Demokrasi itu gaduh tetapi tetap bertahan dan banyak negara yang menganutnya. Demokrasi memfasilitasi silang pendapat selain itu demokrasi juga menjamin kebebasan untuk berpendapat. Maka dari itu, demokrasi dikenal dengan tempat orang berisik yang saling menyuarakan pendapatnya. Banyak negara yang tetap memilih sistem demokrasi ini karena negara yang sistem demokrasinya baik akan mampu mempertahankan keamanan dan kemakmuran jangka panjang, mewujudkan kesetaraan, mengurangi konflik, serta meningkatkan partisipasi publik. Contohnya adalah penegakan HAM negara yang menganut sistem demokrasi memiliki skor penegakan HAM tertinggi. Sejak akhir 1980an negara yang menganut demokrasi meningkat pesat, sebaliknya semakin banyak rezim autokrasi yang berjatuhan. Kini, beberapa analisis menyatakan demokrasi berada di fase krisis. Banyak negara yang turun rank demokrasinya, yang biasanya disebabkan dari rendahnya kepercayaan pemerintah terhadap politikus, penurunan jumlah keanggotaan partai politik sehingga regulasi pemerintah dianggap tidak transparan. Menurut Winston Churchill " demokrasi adalah sistem pemerintah paling buruk, tapi tidak ada yang lebih baik dari itu"

Tugas : Posttest
Pemilu serentak pada tahun 2019 merupakan pemilu pertama di Indonesia yang dimana pemilihan presiden dan wakil presiden dilaksanakan secara bersamaan dengan pemilihan legislatif. Pemilu 2019 menjadi test case penguatan sistem presidensial, pelembagaan parpol dan koalisi parpol yang terukur dan terformal. Maka pilpres dan pilreg 2019 harus disikapi sesuai nilai nilai dari pancasila. Pemilu 2019 ini juga tidak jauh dari isu politisasi identitas dan agama. Dilihat dari pengalaman setiap dilaksanakannya pemilu juga terlihat bahwa permasalahan yang dihadapi relatif sama yaitu perilaku distributif yaitu melanggar hukum dan menghalalkan semua cara.

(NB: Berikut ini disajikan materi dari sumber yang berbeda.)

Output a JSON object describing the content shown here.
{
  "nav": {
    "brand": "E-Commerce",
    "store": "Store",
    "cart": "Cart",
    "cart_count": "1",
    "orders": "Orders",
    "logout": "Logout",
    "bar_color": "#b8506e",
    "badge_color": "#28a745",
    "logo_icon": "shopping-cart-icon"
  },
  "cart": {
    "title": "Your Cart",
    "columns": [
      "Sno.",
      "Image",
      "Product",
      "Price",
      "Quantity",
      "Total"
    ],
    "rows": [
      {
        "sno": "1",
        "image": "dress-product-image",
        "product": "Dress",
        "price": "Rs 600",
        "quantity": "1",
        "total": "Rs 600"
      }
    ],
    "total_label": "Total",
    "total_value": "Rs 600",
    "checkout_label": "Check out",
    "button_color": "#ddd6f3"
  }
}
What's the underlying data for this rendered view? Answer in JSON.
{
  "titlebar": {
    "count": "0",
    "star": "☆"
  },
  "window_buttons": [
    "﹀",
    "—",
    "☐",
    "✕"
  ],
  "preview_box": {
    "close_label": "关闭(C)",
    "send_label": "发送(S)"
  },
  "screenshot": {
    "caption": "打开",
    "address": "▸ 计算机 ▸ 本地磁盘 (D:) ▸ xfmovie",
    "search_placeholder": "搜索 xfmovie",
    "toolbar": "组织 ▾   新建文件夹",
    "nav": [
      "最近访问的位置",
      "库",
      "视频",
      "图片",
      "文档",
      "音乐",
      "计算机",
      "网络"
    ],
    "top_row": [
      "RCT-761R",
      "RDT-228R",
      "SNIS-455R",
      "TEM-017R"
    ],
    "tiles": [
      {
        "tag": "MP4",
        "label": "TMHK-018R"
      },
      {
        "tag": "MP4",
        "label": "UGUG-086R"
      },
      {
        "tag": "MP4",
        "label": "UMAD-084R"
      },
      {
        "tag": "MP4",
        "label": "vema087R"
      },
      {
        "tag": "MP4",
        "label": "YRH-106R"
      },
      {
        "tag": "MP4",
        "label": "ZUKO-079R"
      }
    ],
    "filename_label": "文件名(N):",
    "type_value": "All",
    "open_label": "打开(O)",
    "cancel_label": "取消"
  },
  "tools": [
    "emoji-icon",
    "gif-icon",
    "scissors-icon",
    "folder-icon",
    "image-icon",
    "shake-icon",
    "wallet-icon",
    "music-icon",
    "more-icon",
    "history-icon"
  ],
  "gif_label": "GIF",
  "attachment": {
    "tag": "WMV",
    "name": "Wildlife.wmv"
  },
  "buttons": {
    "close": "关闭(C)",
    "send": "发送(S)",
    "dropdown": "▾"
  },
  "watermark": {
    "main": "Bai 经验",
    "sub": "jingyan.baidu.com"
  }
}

Ketidaknetralan birokrasi dalam pemilu juga berakibat pada lemahnya legitimasi kinerja pemerintah, penyelenggara pemilu serta hasil dari pemilu. Salah satu isu krusial pilpres 2019 ini adalah politisasi birokrasi yang dimana persoalannya adalah bagaimana menjadikan birokrasi agar tetap profesional, independen dan netral secara politik dalam pemilu ini. Tantangan demokrasi semakin besar ketika kondisi sosial, ekonomi, politik dan hukum yang kurang memadai. Pemilu 2019 yang kompleks dikarenakan tingkat kerumitan yang tinggi serta hasil yang dipersoalkan menjadi pelajaran berharga. Karena dari tantangan tersebut membuat konsolidasi demokrasi yang berkualitas sulit untuk dibangun. Serta sebagai negara demokrasi nomor 4 terbesar di dunia, Indonesia belum mampu menunjukkan dirinya sebagai negara yang menjalankan demokrasi substantif.